Effective ad campaigns are making UK’s carbon emissions problem worse
A new report into the impact of marketing on carbon output has found that successful ads add an extra 28% to the annual carbon footprint of every single person in the UK.
Advertised Emissions in the UK in 2019 were responsible for more than 186m tonnes of carbon dioxide equivalents
The ad industry knows it has work to do in reducing its carbon emissions, but has largely focused on making the processes involved in creating and distributing a marketing campaign more efficient.
Purpose Disruptors – a network of ad industry workers looking to reform the sector to tackle climate change – thinks it needs to go one step further. It posed that the more effective an ad campaign, the more products will be sold and, in turn, the more emissions are produced by these products being created. And so it set out to calculate exactly how big the carbon footprint of a successful ad is on the environment.
In its report, revealed at Cop26 today, it defined the greenhouse gas (GHG) emissions that result from the uplift in sales generated by advertising as ‘Advertised Emissions.’
To calculate the total Advertised Emissions, it analyzed 2019 data on advertising spend across 19 UK sectors via Warc, as well as the advertising return on investment in each sector and the GHG emissions per pound of output by sector (see the methodology table below).
Advertised Emissions in the UK in 2019 were responsible for more than 186m tonnes of carbon dioxide equivalents – almost half the size of the UK’s total domestically-produced emissions.
It is equivalent to 47 coal-fired power plants running for one year and is adding an extra 28% to the annual carbon footprint of every single person in the UK.
“Over a quarter of every UK consumers’ total emissions are driven by the posters, sponsorships and ads that influence our decisions every day,” explained Ben Essen, co-author of Advertised Emissions and chief strategy officer at Iris.
“Advertising has an incredible power to shape behaviors and norms, though this power is currently being used indiscriminately.”
Methodology for the report was based on ‘Financed Emissions,’ which is utilized by the finance industry to measure the full impact of its investments.
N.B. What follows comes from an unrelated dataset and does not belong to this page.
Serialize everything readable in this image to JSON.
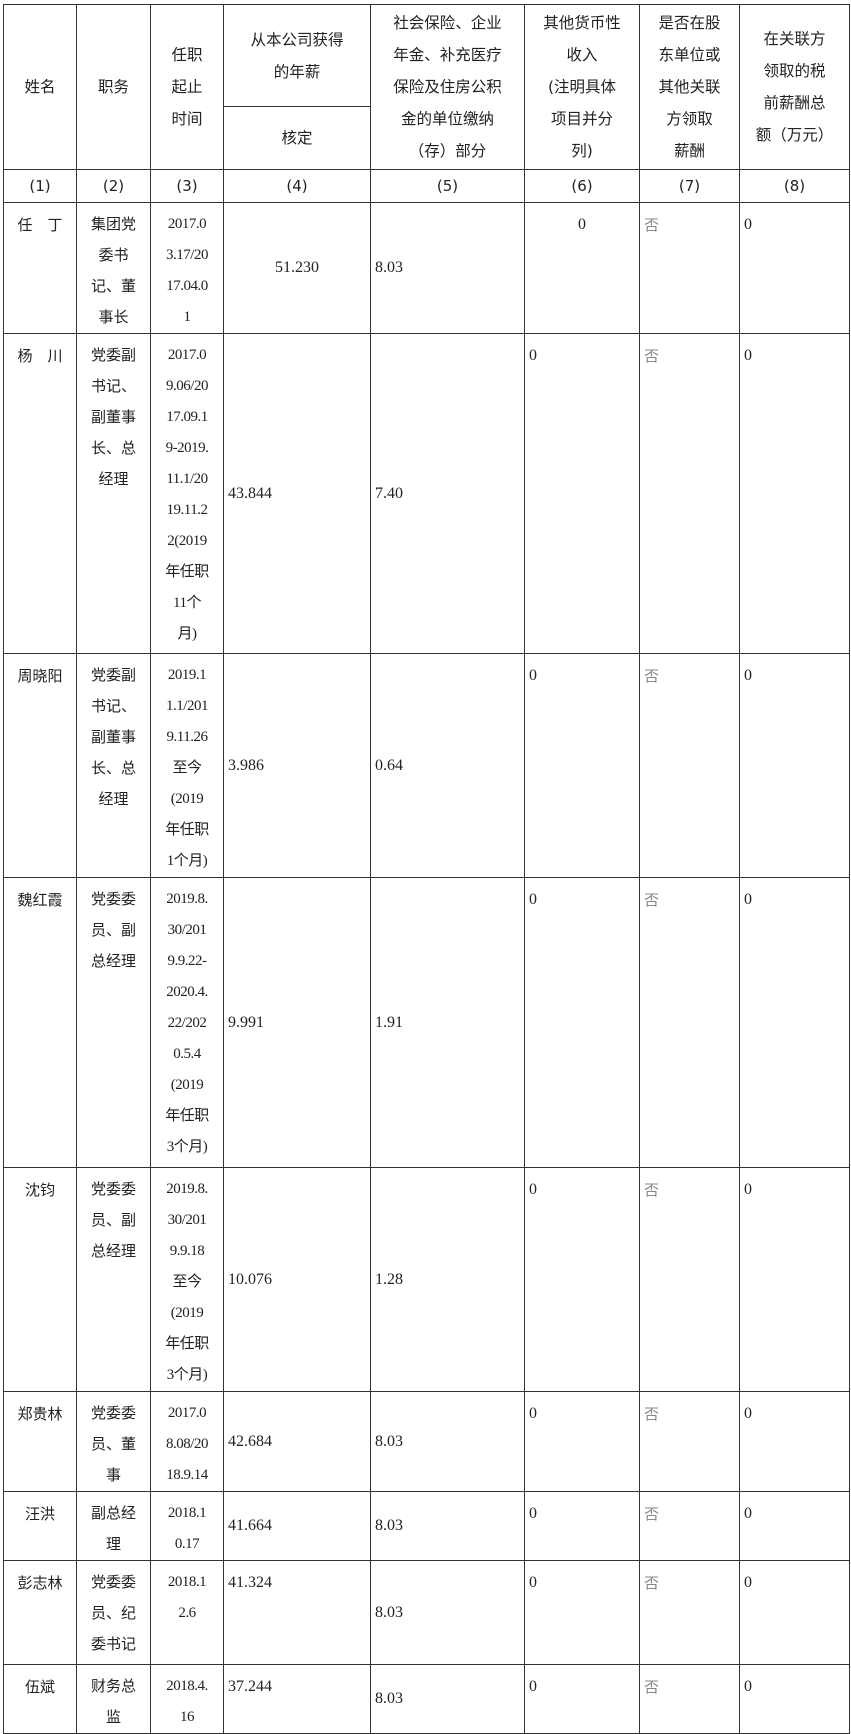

When this metric is measured, including the additional emissions associated with growing, mining, drilling, manufacturing, shipping and using the extra products that advertising helps sell, the report established that every person working in advertising in the UK is, on average, responsible for the carbon footprint of 34 of their fellow UK citizens.
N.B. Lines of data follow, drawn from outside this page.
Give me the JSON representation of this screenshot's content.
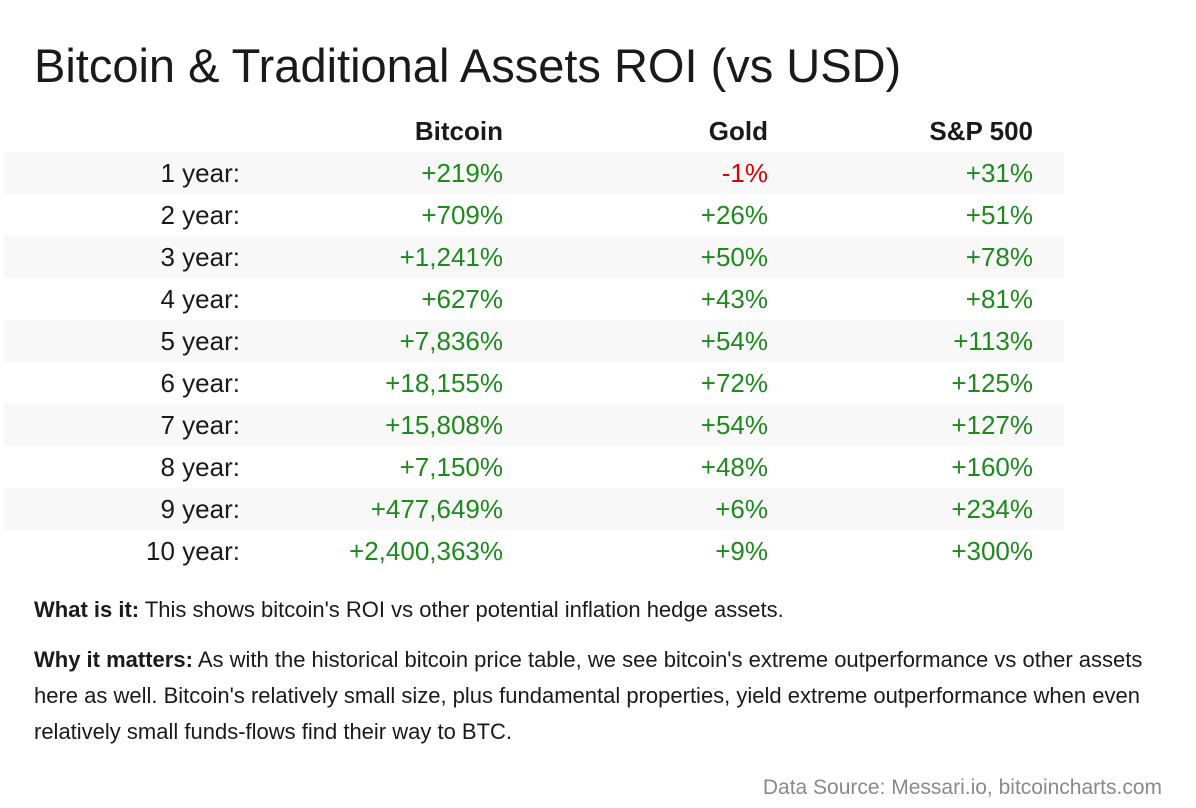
{
  "title": "Bitcoin & Traditional Assets ROI (vs USD)",
  "table": {
    "columns": [
      "",
      "Bitcoin",
      "Gold",
      "S&P 500"
    ],
    "rows": [
      {
        "label": "1 year:",
        "bitcoin": "+219%",
        "gold": "-1%",
        "sp500": "+31%"
      },
      {
        "label": "2 year:",
        "bitcoin": "+709%",
        "gold": "+26%",
        "sp500": "+51%"
      },
      {
        "label": "3 year:",
        "bitcoin": "+1,241%",
        "gold": "+50%",
        "sp500": "+78%"
      },
      {
        "label": "4 year:",
        "bitcoin": "+627%",
        "gold": "+43%",
        "sp500": "+81%"
      },
      {
        "label": "5 year:",
        "bitcoin": "+7,836%",
        "gold": "+54%",
        "sp500": "+113%"
      },
      {
        "label": "6 year:",
        "bitcoin": "+18,155%",
        "gold": "+72%",
        "sp500": "+125%"
      },
      {
        "label": "7 year:",
        "bitcoin": "+15,808%",
        "gold": "+54%",
        "sp500": "+127%"
      },
      {
        "label": "8 year:",
        "bitcoin": "+7,150%",
        "gold": "+48%",
        "sp500": "+160%"
      },
      {
        "label": "9 year:",
        "bitcoin": "+477,649%",
        "gold": "+6%",
        "sp500": "+234%"
      },
      {
        "label": "10 year:",
        "bitcoin": "+2,400,363%",
        "gold": "+9%",
        "sp500": "+300%"
      }
    ]
  },
  "colors": {
    "positive": "#1e8a1e",
    "negative": "#e00000",
    "stripe": "#f8f8f8",
    "source_text": "#8a8a8a"
  },
  "notes": {
    "what_label": "What is it:",
    "what_text": " This shows bitcoin's ROI vs other potential inflation hedge assets.",
    "why_label": "Why it matters:",
    "why_text": " As with the historical bitcoin price table, we see bitcoin's extreme outperformance vs other assets here as well. Bitcoin's relatively small size, plus fundamental properties, yield extreme outperformance when even relatively small funds-flows find their way to BTC."
  },
  "source": "Data Source: Messari.io, bitcoincharts.com"
}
Purpose Disruptors hopes the findings will move the industry away from measuring only the baseline emissions associated with running an advertising business to the emissions associated with its output.
In addition to using Advertised Emissions as its primary measurement metric, the group has also called on the ad industry to take further action to reduce its impact on the environment.
It wants brands to reduce spend and advertising on high-carbon businesses and for agencies to reallocate skill away from promoting high-carbon consumer choices to lower-carbon ones.
“To date, none of the existing net zero or climate commitments by advertising and marketing communications agencies include the impact in relation to the creative work they produce – the very reason they exist,” said Purpose Disruptors founder Jonathan Wise.
“Those creating the emissions that cause climate change need to take responsibility for measuring their current contribution and commit to reducing them toward net zero.
“Advertising is a powerful cultural force with the gift and responsibility to shift the sector’s role in shaping the current, high-consumption landscape toward a low-consumption alternative.
“I think most people in the sector would be shocked that their work is having such a detrimental impact. But this isn’t a negative story – as architects of demand, advertising has the power to be a force for good. It is capable of inducing people to switch to lower carbon options and so reduce emissions.
“The finance industry has accepted that its climate impact reaches far beyond its day-to-day emissions. It is time for advertising to step up and do the same.”